File image. Photo: RNZ/Sally Round

In a last-ditch effort to boost Māori representation two people have appealed the council's decision to stick with 11 councillors, which meant just one Māori constituency for next year's election.

In September the council rejected an option for 13 councillors, which would have seen two chosen by Māori electoral roll voters.

Council leaders told a hearing by local government commissioners the process had been robust and the decision should stand.

But Emily Bailey (Taranaki, Ngāti Mutunga, Te Ātiawa) said one Māori councillor was not enough.

"Having one spokesperson for all of our eight iwi … is a huge job.

"There's about 46 marae in Taranaki are there's around 62 hapū - that's a huge responsibility on one person."

She said Māori had statutory standing as partners of the Crown and original kaitiaki (custodians) of the region.

"We have a special circumstance for our community to be allowed an extra seat.

"To achieve effective representation of our community we need another seat and I don't think it would have a great impact on the rest of the councillors and the greater community."

Bailey said the council had shown a racial divide for generations.

"A council dominated by old, white men needs to see its racial bias and the power and privilege they have to maintain that status quo."

She also argued for a third southern constituency to be restored, as it had been replaced by the single Māori seat in the 11-councillor model.

Bailey is one of six iwi-appointed TRC committee members - three each with voting rights on the Consents and Regulatory, and Policy and Strategy committees.

"We can come to one meeting every six weeks.

"Because you'e only on one committee you only get a snapshot … and we're always outnumbered, so it's kinda tokenism."

She said Māori councillors would have a much broader oversight of the council's work.

"People all around the mounga are dissatisfied and frustrated with Taranaki Regional Council and they want to be involved."

Paora Laurence (Ngāti Mutunga, Ngāti Tama) told the commissioners the council needed a Māori representative from the north and the south of the region.

"I believe two seats are needed to enable participation, partnership, and protection of air land and water."

Laurence said a Māori perspective was needed to restore the mauri (vital life force) of polluted waterways.

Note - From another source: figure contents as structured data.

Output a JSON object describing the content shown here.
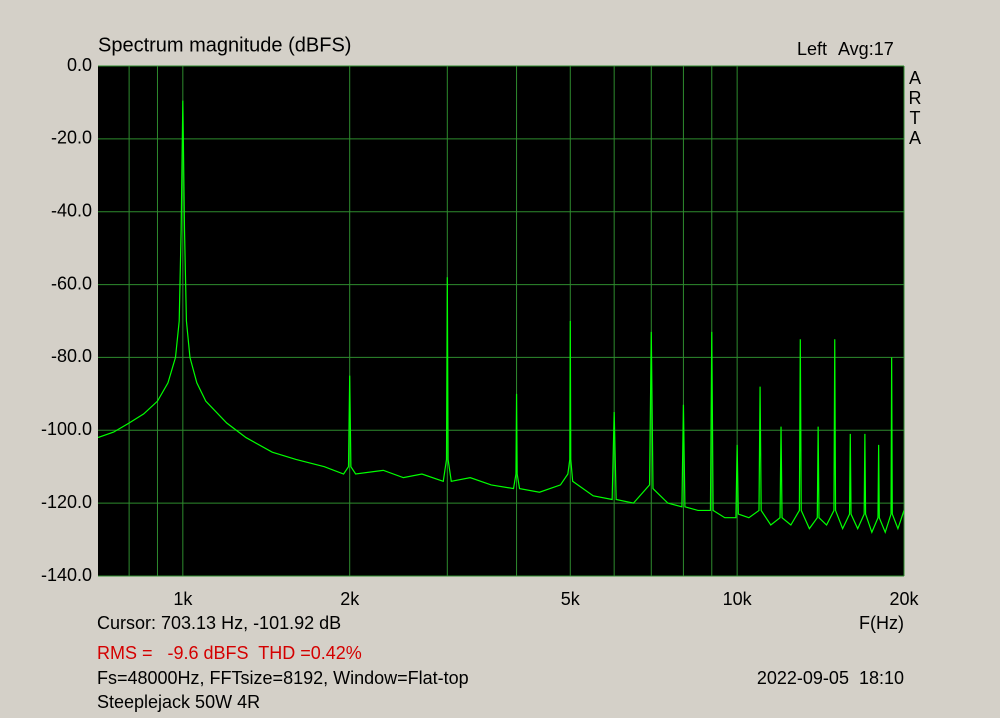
{
  "chart_data": {
    "type": "line",
    "title": "Spectrum magnitude (dBFS)",
    "avg_label": "Avg:17",
    "side_label": "ARTA",
    "x_label": "F(Hz)",
    "cursor_text": "Cursor: 703.13 Hz, -101.92 dB",
    "measure_text": "RMS =   -9.6 dBFS  THD =0.42%",
    "settings_text": "Fs=48000Hz, FFTsize=8192, Window=Flat-top",
    "timestamp": "2022-09-05  18:10",
    "device_text": "Steeplejack 50W 4R",
    "xscale": "log",
    "grid": true,
    "xlim": [
      703,
      20000
    ],
    "ylim": [
      -140,
      0
    ],
    "xticks": [
      {
        "value": 1000,
        "label": "1k"
      },
      {
        "value": 2000,
        "label": "2k"
      },
      {
        "value": 5000,
        "label": "5k"
      },
      {
        "value": 10000,
        "label": "10k"
      },
      {
        "value": 20000,
        "label": "20k"
      }
    ],
    "xminor": [
      800,
      900,
      3000,
      4000,
      6000,
      7000,
      8000,
      9000
    ],
    "yticks": [
      {
        "value": 0,
        "label": "0.0"
      },
      {
        "value": -20,
        "label": "-20.0"
      },
      {
        "value": -40,
        "label": "-40.0"
      },
      {
        "value": -60,
        "label": "-60.0"
      },
      {
        "value": -80,
        "label": "-80.0"
      },
      {
        "value": -100,
        "label": "-100.0"
      },
      {
        "value": -120,
        "label": "-120.0"
      },
      {
        "value": -140,
        "label": "-140.0"
      }
    ],
    "x": [
      703,
      750,
      800,
      850,
      900,
      940,
      970,
      985,
      993,
      1000,
      1007,
      1015,
      1030,
      1060,
      1100,
      1200,
      1300,
      1450,
      1600,
      1800,
      1950,
      1990,
      2000,
      2010,
      2050,
      2300,
      2500,
      2700,
      2950,
      2990,
      3000,
      3010,
      3050,
      3300,
      3600,
      3950,
      3990,
      4000,
      4010,
      4050,
      4400,
      4800,
      4950,
      4990,
      5000,
      5010,
      5050,
      5500,
      5950,
      6000,
      6050,
      6500,
      6950,
      7000,
      7050,
      7500,
      7950,
      8000,
      8050,
      8500,
      8950,
      9000,
      9050,
      9500,
      9950,
      10000,
      10050,
      10500,
      10950,
      11000,
      11050,
      11500,
      11950,
      12000,
      12050,
      12500,
      12950,
      13000,
      13050,
      13500,
      13950,
      14000,
      14050,
      14500,
      14950,
      15000,
      15050,
      15500,
      15950,
      16000,
      16050,
      16500,
      16950,
      17000,
      17050,
      17500,
      17950,
      18000,
      18050,
      18500,
      18950,
      19000,
      19050,
      19500,
      20000
    ],
    "series": [
      {
        "name": "Left",
        "color": "#00ff00",
        "values": [
          -102,
          -100.5,
          -98,
          -95.5,
          -92,
          -87,
          -80,
          -70,
          -45,
          -9.5,
          -45,
          -70,
          -80,
          -87,
          -92,
          -98,
          -102,
          -106,
          -108,
          -110,
          -112,
          -110,
          -85,
          -110,
          -112,
          -111,
          -113,
          -112,
          -114,
          -108,
          -58,
          -108,
          -114,
          -113,
          -115,
          -116,
          -112,
          -90,
          -112,
          -116,
          -117,
          -115,
          -112,
          -108,
          -70,
          -108,
          -114,
          -118,
          -119,
          -95,
          -119,
          -120,
          -115,
          -73,
          -116,
          -120,
          -121,
          -93,
          -121,
          -122,
          -122,
          -73,
          -122,
          -124,
          -124,
          -104,
          -123,
          -124,
          -122,
          -88,
          -122,
          -126,
          -124,
          -99,
          -124,
          -126,
          -122,
          -75,
          -122,
          -127,
          -124,
          -99,
          -124,
          -126,
          -122,
          -75,
          -122,
          -127,
          -123,
          -101,
          -123,
          -127,
          -123,
          -101,
          -123,
          -128,
          -124,
          -104,
          -124,
          -128,
          -123,
          -80,
          -123,
          -127,
          -122
        ]
      }
    ]
  }
}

"They have no idea what the taiao (environment) means to us as tangata whenua and need more informed perspectives to balance their ongoing desecration."

TRC chair David MacLeod was one of four councillors who favoured two Māori seats and voted against the 11-seat option.

But he told the hearing the 13-seat proposal had been rejected after meetings and workshops.

"That was robustly debated amongst the councillors subsequent to the hearing process ... and I think I could say that that robust debate presents the case that serious consideration was given to the many options."

MacLeod said the law covering council representation was imperfect, including that it did not guarantee iwi representatives would be elected in their own area.

"There was considerable discussion and debate around one versus two Māori representatives and also where to draw a line across Taranaki [to create two constituencies]."

The council's chief executive Steve Ruru told commissioners three iwi authorities and the Taranaki Māori Trust Board had made submissions during the process, as well as individual Māori.

Along with committee workshops, it made for a thorough process, he said.

"We do have on our committees some very capable, very well-informed iwi representatives that understand this process quite well and have participated in it in the past, and that showed up during that workshops where some very informed commentary was provided and useful contributions made to the discussion."

Local government commissioners Janie Annear and Sue Piper will consider their decision before ruling early in the New Year.